Dorothy Johnson-Speight visits the grave of her son, Khaaliq Jabbar Johnson, in Philadelphia on Monday, May 9, 2016. Johnson was killed in a shooting in 2001
Credit Matt Rourke / AP Photo

Earlier this month, several Kalamazoo-area advocacy groups came together to honor the memory of those who have died from gun violence. 

The Annual Service of Remembrance and Action is in its fifth year. Reverend Linda MacDonald is one of the event’s organizers.

“What this service is about is assuring everybody that their loved one is remembered, and that they are remembered as a family member, and that together we have a way that we can work, so that their loved one will not have died in vain.”
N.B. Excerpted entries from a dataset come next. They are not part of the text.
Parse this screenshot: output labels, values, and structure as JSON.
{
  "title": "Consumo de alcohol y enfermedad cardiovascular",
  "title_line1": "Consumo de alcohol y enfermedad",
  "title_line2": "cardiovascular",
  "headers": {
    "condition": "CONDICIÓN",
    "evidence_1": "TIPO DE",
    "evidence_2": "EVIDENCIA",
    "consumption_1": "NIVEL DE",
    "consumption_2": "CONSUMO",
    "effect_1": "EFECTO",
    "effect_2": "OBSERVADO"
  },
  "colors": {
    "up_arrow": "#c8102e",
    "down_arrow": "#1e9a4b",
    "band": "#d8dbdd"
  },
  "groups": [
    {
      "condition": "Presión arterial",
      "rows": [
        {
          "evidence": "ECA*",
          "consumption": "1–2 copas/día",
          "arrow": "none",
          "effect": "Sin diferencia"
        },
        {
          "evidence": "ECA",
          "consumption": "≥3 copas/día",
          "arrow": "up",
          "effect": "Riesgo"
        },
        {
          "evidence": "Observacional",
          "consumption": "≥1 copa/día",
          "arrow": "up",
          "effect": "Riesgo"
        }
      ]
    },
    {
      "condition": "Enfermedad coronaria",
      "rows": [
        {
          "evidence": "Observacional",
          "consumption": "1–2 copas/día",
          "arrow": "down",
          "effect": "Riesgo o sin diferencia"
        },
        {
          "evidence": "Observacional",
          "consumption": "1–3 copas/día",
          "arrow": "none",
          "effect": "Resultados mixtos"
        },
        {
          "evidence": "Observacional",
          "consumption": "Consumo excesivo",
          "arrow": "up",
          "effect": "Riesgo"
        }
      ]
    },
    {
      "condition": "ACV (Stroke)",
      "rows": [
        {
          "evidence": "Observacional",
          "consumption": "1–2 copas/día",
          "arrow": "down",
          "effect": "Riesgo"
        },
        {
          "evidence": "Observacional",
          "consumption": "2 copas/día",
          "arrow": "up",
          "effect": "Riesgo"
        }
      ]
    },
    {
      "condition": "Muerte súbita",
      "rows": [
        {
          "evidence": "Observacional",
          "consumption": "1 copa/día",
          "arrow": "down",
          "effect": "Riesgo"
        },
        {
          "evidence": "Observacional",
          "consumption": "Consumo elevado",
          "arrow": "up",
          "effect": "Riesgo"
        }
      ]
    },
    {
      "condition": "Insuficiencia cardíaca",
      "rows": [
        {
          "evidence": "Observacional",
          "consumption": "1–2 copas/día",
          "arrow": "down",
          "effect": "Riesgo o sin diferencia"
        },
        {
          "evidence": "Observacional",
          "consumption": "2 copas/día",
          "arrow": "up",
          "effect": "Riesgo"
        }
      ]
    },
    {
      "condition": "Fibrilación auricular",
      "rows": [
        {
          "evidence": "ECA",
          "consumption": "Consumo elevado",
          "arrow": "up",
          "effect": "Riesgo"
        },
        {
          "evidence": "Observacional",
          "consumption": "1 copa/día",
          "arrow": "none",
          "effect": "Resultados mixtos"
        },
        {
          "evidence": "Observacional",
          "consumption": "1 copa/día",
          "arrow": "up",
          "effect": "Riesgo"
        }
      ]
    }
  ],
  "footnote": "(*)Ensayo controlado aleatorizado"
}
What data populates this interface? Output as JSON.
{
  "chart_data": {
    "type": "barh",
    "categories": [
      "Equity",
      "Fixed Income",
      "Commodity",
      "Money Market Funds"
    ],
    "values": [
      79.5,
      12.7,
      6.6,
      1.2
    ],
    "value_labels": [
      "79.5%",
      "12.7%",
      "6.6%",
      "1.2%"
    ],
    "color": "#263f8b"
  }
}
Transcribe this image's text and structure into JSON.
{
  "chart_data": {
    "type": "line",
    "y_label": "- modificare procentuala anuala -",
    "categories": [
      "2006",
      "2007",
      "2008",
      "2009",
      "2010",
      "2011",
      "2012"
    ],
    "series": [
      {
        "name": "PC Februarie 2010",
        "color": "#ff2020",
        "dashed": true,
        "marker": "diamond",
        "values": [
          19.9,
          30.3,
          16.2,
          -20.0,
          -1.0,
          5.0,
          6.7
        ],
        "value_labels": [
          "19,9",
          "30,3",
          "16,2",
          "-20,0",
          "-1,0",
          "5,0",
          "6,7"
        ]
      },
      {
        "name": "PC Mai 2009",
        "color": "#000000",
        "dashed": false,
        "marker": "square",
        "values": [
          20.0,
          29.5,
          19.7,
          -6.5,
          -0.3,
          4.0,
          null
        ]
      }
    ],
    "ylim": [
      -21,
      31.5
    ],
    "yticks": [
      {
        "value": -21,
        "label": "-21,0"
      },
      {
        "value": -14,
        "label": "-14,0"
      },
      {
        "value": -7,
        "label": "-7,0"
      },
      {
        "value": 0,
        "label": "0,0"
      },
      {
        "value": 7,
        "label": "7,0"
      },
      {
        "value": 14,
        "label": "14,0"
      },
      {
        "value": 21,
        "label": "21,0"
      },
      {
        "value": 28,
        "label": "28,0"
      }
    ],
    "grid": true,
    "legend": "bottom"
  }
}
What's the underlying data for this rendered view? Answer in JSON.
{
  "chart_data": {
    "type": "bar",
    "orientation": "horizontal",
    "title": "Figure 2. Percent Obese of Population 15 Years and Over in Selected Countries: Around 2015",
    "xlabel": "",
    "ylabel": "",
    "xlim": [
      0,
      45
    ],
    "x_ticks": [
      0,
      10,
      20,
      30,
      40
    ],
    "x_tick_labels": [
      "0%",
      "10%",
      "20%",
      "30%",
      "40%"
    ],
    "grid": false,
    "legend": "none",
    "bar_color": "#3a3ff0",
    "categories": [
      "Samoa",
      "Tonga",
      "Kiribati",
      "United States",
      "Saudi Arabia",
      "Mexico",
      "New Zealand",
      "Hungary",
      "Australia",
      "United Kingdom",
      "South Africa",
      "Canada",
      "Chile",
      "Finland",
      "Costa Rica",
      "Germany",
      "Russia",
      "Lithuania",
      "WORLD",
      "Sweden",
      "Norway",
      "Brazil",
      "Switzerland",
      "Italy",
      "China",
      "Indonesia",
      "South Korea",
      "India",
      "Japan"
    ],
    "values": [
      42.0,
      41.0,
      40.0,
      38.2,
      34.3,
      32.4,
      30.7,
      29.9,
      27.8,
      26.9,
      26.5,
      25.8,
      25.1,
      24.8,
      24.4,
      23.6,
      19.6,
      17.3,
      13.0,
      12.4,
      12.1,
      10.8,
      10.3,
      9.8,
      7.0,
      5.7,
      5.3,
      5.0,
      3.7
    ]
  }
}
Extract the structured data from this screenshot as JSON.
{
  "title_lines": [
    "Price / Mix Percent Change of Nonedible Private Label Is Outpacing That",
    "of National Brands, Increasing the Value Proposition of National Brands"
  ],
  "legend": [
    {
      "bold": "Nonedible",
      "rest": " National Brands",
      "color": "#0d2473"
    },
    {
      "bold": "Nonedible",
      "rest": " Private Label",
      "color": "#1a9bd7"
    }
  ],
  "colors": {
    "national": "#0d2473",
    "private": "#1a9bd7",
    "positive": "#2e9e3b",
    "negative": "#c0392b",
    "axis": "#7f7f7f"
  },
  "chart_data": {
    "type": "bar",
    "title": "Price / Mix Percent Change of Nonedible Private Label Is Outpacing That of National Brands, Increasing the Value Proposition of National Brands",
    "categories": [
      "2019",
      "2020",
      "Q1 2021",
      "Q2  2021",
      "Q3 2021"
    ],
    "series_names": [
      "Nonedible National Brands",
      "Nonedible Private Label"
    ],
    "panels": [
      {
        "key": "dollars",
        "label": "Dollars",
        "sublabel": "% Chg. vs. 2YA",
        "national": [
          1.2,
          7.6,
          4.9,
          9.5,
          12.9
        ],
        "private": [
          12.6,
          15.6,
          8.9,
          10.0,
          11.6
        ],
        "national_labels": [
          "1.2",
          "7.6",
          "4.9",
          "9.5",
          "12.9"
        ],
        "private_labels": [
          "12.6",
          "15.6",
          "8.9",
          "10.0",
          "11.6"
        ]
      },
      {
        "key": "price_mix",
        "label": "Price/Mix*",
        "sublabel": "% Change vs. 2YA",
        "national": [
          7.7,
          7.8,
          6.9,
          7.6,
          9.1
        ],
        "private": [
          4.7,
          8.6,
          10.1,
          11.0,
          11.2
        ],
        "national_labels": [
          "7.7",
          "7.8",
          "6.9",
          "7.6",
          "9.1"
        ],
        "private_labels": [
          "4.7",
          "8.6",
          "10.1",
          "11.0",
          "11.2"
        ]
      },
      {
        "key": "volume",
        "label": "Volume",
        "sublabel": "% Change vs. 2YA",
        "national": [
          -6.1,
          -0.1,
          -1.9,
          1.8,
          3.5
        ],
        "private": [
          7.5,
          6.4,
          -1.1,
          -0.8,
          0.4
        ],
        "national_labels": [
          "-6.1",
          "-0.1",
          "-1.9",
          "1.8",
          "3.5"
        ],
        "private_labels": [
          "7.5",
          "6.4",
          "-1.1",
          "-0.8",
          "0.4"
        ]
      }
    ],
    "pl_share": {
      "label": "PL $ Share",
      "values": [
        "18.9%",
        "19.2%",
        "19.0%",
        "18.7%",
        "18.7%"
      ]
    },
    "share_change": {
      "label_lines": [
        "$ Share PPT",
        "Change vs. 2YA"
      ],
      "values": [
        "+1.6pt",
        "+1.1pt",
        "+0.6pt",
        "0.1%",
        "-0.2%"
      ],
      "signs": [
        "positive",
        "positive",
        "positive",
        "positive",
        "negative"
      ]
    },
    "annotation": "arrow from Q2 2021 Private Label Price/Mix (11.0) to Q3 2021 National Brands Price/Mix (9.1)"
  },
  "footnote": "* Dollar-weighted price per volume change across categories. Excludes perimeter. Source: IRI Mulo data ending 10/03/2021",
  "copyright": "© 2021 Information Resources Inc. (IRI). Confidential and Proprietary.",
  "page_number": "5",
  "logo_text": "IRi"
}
MacDonald says that gun violence survivors and those who have lost someone often feel isolated. Events like the Service of Remembrance and Action are places where those affected can be a part of a supportive community.

“I think the thing about gun violence of any kind, whether its suicide or somebody dying in a homicide situation, or an unintentional shooting, is that at some level, the people left behind feel that they should have been able to stop it,” MacDonald says. “And so they feel shame about it, they’re afraid to talk about it. Our society doesn’t want people to talk about it, the gun lobby doesn’t want anybody talking about it, that’s for sure.”

MacDonald is also a part of the local Mom’s Demand Action group, that started just before the mass shooting in Kalamazoo County in 2016. MacDonald says violence in the United States continues, and noted events that took place prior to this month’s service.

“We planned this service a number of weeks ago, and before we even had the service, before we’ve even commemorated Parkland, we’ve had Aurora, Illinois, had a mass killing at a business, and we’ve had a mass killing in Mississippi, that was on Friday.”

MacDonald says people interested in the issue should join a local gun safety group. She says many organizations can be found at Everytown.org.